MONSEÑOR ÓSCAR ROMERO: PIEDRA DE TROPIEZO

MONSEÑOR ÓSCAR ROMERO: PIEDRA DE TROPIEZO

Homilía ofrecida por el Padre Rodolfo Cardenal, Director del Centro Monseñor Romero de la Universidad Centroamericana José Simeón Cañas

No se puede conmemorar con verdad el martirio de Monseñor Óscar Romero cuando el pueblo salvadoreño, su pueblo, es dispersado por el hambre, la extorsión y el asesinato. Tampoco se puede desear con verdad su canonización cuando se mata para imponer el orden que, en realidad, es un desorden, disfrazado de legalidad, que no sólo expolia a los más débiles, sino que, además, los obliga a recurrir a la violencia para sobrevivir. Profanan la memoria del mártir quienes declaran soberbiamente que el asesinato de pandilleros y de supuestos pandilleros no debe llorarse, porque a Monseñor Romero le dolía su pueblo. Profanan la memoria del mártir quienes pretenden resolver los graves problemas sociales del país con la violencia, porque él siempre propuso el diálogo y el entendimiento. Es hipocresía solicitar al Papa Francisco la canonización del beato e invitarlo a El Salvador, cuando se pretende resolver el conflicto social con el uso de la fuerza y no con el diálogo, cuando en lugar de humanizar la sociedad, la deshumanizan, cuando no se ocupan del pueblo salvadoreño, el mismo pueblo del que Monseñor Romero dijo que no costaba ser pastor.

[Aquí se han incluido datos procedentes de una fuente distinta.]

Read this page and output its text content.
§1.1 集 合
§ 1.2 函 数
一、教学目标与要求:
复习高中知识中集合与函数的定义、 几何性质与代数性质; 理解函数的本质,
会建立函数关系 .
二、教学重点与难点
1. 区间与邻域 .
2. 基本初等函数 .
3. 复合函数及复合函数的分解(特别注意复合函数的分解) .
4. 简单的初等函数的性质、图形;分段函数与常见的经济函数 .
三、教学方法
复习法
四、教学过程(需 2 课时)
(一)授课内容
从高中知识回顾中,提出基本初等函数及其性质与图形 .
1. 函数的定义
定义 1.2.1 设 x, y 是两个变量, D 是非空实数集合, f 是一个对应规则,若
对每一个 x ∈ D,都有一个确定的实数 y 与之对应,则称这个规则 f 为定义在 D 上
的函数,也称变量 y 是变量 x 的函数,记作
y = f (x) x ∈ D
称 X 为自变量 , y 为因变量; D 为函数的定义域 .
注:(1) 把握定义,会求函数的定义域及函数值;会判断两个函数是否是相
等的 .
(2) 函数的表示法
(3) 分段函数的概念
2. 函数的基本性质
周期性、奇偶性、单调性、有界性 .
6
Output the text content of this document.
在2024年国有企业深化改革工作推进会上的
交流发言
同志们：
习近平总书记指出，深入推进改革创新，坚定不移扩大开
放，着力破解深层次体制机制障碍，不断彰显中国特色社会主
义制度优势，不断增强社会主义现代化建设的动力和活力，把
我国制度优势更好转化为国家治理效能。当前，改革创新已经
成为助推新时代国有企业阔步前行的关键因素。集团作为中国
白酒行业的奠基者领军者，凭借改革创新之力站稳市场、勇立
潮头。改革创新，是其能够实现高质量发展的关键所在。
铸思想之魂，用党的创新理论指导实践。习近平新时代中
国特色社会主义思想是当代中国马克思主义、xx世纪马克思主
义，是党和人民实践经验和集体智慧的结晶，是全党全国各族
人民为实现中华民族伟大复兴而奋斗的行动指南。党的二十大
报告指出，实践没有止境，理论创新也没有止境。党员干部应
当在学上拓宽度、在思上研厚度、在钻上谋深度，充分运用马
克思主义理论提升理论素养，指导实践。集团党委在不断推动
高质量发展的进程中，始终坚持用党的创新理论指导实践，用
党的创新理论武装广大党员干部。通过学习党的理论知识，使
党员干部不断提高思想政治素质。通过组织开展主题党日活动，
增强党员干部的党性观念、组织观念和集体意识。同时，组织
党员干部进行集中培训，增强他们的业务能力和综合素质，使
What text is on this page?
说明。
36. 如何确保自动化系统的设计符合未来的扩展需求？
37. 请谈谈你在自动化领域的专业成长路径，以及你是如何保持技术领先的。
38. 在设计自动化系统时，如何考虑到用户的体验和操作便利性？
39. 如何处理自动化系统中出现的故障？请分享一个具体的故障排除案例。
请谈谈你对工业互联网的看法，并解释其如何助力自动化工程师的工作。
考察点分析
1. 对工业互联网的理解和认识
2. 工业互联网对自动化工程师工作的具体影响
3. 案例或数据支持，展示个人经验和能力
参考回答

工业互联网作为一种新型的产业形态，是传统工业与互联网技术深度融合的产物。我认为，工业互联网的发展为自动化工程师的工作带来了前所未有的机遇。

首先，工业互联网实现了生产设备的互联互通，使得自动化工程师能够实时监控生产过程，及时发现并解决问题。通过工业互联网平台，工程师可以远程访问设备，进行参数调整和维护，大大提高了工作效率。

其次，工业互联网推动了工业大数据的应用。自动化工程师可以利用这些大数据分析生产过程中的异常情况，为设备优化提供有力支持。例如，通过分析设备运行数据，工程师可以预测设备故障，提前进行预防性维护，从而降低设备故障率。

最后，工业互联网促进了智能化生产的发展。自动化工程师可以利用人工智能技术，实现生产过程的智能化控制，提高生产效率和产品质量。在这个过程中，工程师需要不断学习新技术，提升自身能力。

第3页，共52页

Pastor no es sólo el obispo. Los gobernantes y los políticos, en cierto sentido, también están llamados a ser pastores. Pero son malos pastores, porque no cuidan del pueblo que dirigen. No le procuran alimento, ni seguridad, sino que lo esquilman y lo abandonan a su suerte. Ellos engordan mientras el pueblo languidece. Ellos protegen su salud con seguros privados, mientras éste muere de enfermedad y abandono. Ellos viajan por el mundo en primera clase para asistir a importantes reuniones, mientras a éste lo mantienen en la ignorancia. Ellos aplauden con entusiasmo las remesas, pero no se ocupan de los que regresan deportados y humillados. Y cuando el pueblo se vuelve un estorbo, lo acosan, lo persiguen y lo matan con la buena conciencia del deber cumplido.

Conmemorar a un mártir como Monseñor Romero exige conversión, es decir, vencer el deseo aparentemente irresistible de acumular dinero y juntar propiedades, de imponer la propia voluntad mediante el uso de la fuerza, de vengar las ofensas recibidas, de destruir al adversario, de abusar de los débiles, de aprovecharse de los desprevenidos. Esta dimensión negativa de la conversión es inseparable de otra positiva. La renuncia a esos aparentes bienes está acompañada de la vuelta a los demás, en particular, a los vulnerables, los abandonados y los pobres. En la medida en que el converso se vuelve hacia ellos encuentra al Dios de Jesús. Un mártir de la injusticia, de la intolerancia y de la violencia como Monseñor Romero no puede ser conmemorado sin conversión.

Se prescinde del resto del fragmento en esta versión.